Nouvelle Vague

ORANGE BLOSSOM

ZOOM-Orange Blossom

Imprégné de divers horizons sonores, le groupe Orange Blossom situe son style entre la musique électronique et les musiques ethniques. Trois albums sont le fruit de ces rencontres musicales. « Under The Shades Of Violets », le troisième opus, offre onze titres qui nous font voyager. Avec Orange Blossom nous parlons électro-rock, effluves orientales et projets en cours.

 

Tout d’abord, comment définiriez-vous votre musique en quelques mots?

Par plusieurs voyages inspirants. La liberté, la sincérité, la rencontre de l’autre.

En effet, vous voyagez beaucoup pour vous imprégner de toutes les beautés musicales du monde… Quel est l’endroit qui vous a le plus inspiré ?

J’ai visité une quarantaine de pays, j’ai pu voir et découvrir de belles choses. Souvent quand je voyage, la musique électronique – et la plupart des sons que j’entends à la radio – est commerciale, comme ici. Je cherche avant tout quelque chose de beaucoup plus naturel et sincère. Je ne pourrais pas choisir un unique endroit qui m’a inspiré : tous ont leur particularités, des sonorités intéressantes.

Quelles sont vos influences, les artistes qui vous font vibrer et vos inspirations quotidiennes ?

J’ai toujours aimé Pink Flyod, la musique wave et électronique. J’aime également le trio mexicain Los Panchos. Depuis tout petit, j’ai toujours aimé la musique mais l’art en général me plaît aussi. En peinture, j’adore Jerôme Bosch ou Dali. J’aime énormément le cinéma et la photo avec David Lachapelle par exemple. Dans chaque pays je m’intéresse également à l’architecture. Il y a énormément de chose à voir et découvrir, ça donne une claque. Au quotidien, j’aime le partage et la rencontre. Certaines personnes font des choix par passion et non pas pour l’argent alors, c’est sûr, ils ne passeront sûrement pas sur TF1 ou ailleurs mais ils continuent à créer de la musique et ça m’inspire.

La voix occupe une place très importante dans votre univers, comment choisir les sonorités et interprètes pour l’accompagner ?

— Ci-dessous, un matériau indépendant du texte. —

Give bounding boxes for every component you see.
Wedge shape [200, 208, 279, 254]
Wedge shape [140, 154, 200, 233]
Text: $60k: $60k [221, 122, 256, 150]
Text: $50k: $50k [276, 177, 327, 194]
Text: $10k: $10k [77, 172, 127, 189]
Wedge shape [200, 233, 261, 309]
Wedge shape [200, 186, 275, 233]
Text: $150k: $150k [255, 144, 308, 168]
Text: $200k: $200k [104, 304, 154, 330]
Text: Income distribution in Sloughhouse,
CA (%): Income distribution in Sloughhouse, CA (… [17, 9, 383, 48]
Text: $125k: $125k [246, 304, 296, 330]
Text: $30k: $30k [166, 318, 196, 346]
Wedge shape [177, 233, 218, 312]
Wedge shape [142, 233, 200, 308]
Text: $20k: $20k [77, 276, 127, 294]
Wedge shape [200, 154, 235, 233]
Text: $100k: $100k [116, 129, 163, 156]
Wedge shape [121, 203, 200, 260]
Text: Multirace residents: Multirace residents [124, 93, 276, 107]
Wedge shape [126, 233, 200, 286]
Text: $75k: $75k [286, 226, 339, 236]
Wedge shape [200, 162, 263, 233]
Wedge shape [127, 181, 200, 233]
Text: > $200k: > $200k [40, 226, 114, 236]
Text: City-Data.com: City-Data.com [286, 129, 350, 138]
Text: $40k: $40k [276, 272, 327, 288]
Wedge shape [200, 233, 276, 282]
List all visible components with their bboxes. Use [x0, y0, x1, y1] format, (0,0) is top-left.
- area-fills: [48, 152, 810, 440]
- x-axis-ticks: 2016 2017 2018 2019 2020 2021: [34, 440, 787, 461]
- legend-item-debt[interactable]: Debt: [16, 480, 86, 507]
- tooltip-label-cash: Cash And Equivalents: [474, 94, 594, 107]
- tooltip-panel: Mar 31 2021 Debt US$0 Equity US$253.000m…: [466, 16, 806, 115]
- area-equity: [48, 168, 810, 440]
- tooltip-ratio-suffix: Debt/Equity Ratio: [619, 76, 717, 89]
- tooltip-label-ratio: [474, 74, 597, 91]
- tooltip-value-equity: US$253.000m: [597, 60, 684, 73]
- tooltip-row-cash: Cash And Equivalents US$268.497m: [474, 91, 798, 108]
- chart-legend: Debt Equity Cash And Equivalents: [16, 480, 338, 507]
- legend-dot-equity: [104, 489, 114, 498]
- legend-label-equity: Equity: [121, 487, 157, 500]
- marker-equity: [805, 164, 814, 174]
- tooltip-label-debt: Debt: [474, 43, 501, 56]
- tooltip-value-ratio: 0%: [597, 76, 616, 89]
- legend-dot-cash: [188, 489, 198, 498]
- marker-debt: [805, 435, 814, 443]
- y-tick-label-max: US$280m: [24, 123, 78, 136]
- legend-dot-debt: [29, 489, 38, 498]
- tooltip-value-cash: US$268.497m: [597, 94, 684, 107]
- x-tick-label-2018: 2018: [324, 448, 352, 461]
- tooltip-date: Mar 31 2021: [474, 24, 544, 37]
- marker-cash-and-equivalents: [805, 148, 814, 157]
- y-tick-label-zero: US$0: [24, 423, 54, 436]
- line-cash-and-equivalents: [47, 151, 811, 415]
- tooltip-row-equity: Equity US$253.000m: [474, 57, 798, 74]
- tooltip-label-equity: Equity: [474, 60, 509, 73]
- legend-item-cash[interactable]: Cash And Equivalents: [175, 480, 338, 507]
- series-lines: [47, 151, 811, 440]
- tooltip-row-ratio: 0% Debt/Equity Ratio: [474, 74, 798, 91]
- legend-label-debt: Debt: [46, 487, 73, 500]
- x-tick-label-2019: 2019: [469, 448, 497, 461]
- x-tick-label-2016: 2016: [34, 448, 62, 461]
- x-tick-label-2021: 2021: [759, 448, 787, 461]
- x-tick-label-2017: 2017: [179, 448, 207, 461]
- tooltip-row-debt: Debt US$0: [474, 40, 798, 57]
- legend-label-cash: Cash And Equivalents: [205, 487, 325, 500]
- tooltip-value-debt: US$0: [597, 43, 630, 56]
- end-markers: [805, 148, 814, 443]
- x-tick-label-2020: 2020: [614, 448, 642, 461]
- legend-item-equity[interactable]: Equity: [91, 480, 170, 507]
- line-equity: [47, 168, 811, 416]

Je m’entoure simplement de gens avec qui j’aime être. Musicalement comme amicalement. C’est réellement un échange humain. C’est comme un collectif : on va travailler ensemble, partager la musique et, si ça colle, créer de jolies choses.

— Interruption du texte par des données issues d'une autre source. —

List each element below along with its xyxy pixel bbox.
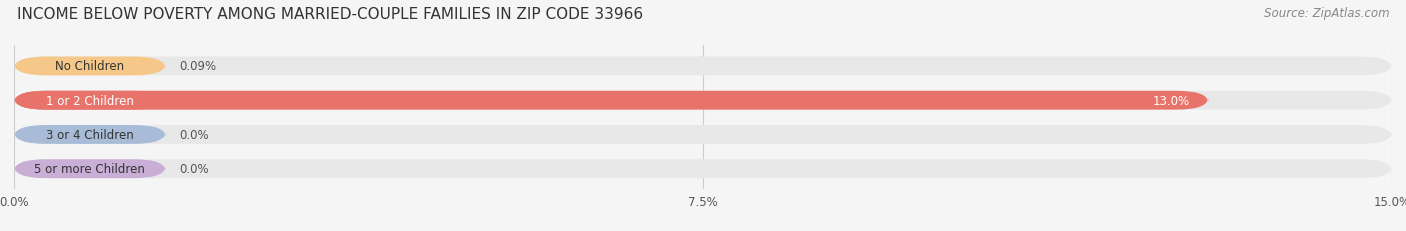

Durant ces neufs ans qui séparent votre dernier album du précédent, pensez-vous avoir évolué ou bien vous inscrire dans une continuité ?

Je compose des morceaux qui me ressemblent, sans copier, sans imiter. Chaque chose a eu son temps mais c’est forcément une continuité puisque je ne crée que ce que j’aime. Je n’ai pas forcément l’impression d’avoir changer depuis le premier album en ce sens où il n’y a que de la sincérité dans chacun des titres.

Avec cette nouvelle voix enchanteresse dans le groupe (l’égyptienne Hend Ahmed), avez-vous changer votre manière de composer ?

Non. Pour composer j’écoute vraiment mon cœur : Le chant de notre nouvelle voix m’a tout de suite plu. Au contraire, le fait qu’il y ait du changement m’a donné confiance pour créer de nouvelles choses. Des choses qui restent sincères.

Quels sont vos projets d’avenir pour le groupe Orange Blossom ? Pensez-vous déjà à un prochain album ?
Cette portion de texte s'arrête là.